Marin placed first in Anime Corner's "Best Girl of Winter 2022 Season", garnering 8.99% of the votes. In the 2022 Anime Grand Prix, Marin took fifth place for Best Female Character. She ranked seventh in the same category at the 12th Newtype Anime Awards. In the 2023 Magademy Award, Marin received the award in the "Best Leading Actress" category, which is given to manga characters. In the AnimeClick.it Neko Awards 2023, Marin won the Best Waifu award with 52.62% from 261 voters. At the 7th Crunchyroll Anime Awards, Marin was nominated for "Best Main Character" and "Must Protect At All Costs" Character. Five of Marin's international voice actors were nominated for the "Best Voice Artist Performance" category, namely AmaLee (English), Ula Zidan (Arabic), Gabrielle Pietermann (German), Deborah Morese (Italian), and Erika Langarica (Spanish); however, they lost to Zach Aguilar's David Martinez, Amal Hajiwa's Gon Freecss, René Dawn-Claude's Satoru Gojo, Elisa Giorgio's Maki Zen'in, and Alejandro Orozco's Gyutaro, respectively. At the 10th edition, Erika Langarica was nominated again in the Spanish voice acting category for her character's portrayal.
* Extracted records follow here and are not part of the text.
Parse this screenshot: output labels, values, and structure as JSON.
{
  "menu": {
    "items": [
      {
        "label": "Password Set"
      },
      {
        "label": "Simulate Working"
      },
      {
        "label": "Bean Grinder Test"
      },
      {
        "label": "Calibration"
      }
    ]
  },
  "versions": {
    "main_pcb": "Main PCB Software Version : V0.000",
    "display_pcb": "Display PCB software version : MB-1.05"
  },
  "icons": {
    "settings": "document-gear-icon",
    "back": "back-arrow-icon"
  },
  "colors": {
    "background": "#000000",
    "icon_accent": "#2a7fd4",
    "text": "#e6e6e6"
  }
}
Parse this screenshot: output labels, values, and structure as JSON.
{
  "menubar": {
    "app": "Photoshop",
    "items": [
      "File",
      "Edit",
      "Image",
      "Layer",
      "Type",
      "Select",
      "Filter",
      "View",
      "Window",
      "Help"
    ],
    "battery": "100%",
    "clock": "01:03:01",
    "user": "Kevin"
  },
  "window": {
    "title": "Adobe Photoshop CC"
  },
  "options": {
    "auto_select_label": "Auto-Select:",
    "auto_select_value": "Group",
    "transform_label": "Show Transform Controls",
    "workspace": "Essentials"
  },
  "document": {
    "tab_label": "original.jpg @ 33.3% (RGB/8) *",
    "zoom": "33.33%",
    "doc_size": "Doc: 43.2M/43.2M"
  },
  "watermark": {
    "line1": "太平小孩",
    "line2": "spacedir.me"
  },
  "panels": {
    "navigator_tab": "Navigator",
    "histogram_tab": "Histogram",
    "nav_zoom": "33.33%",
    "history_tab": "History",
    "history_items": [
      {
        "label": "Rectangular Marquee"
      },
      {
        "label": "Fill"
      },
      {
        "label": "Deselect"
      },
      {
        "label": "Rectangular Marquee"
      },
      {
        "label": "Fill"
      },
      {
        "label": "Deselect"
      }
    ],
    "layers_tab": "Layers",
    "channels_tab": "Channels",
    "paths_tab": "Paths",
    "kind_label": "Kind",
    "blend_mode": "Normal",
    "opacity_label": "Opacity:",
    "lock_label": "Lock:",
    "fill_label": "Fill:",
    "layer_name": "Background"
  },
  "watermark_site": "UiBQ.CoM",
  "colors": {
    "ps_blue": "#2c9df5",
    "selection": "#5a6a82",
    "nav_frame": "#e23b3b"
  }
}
Japanese model and influencer Akari Akase cosplaying as Marin was widely featured on television and social media platforms, making Marin famous beyond the traditional anime audience. Marin's image has inspired many cosplayers since the manga's premiere; renowned costume designer Nymphahri shared her vision of the schoolgirl, recreating some of the character's signature poses.

In an interview, director Keisuke Shinohara called Marin "a character we haven't seen before," noting her unique position as a girl who is the first to confess her love, which resonated particularly strongly with female viewers.

The Times of India described the series as "from niche to global phenomenon," where Marin became "a massive favorite among cosplayers and anime fans."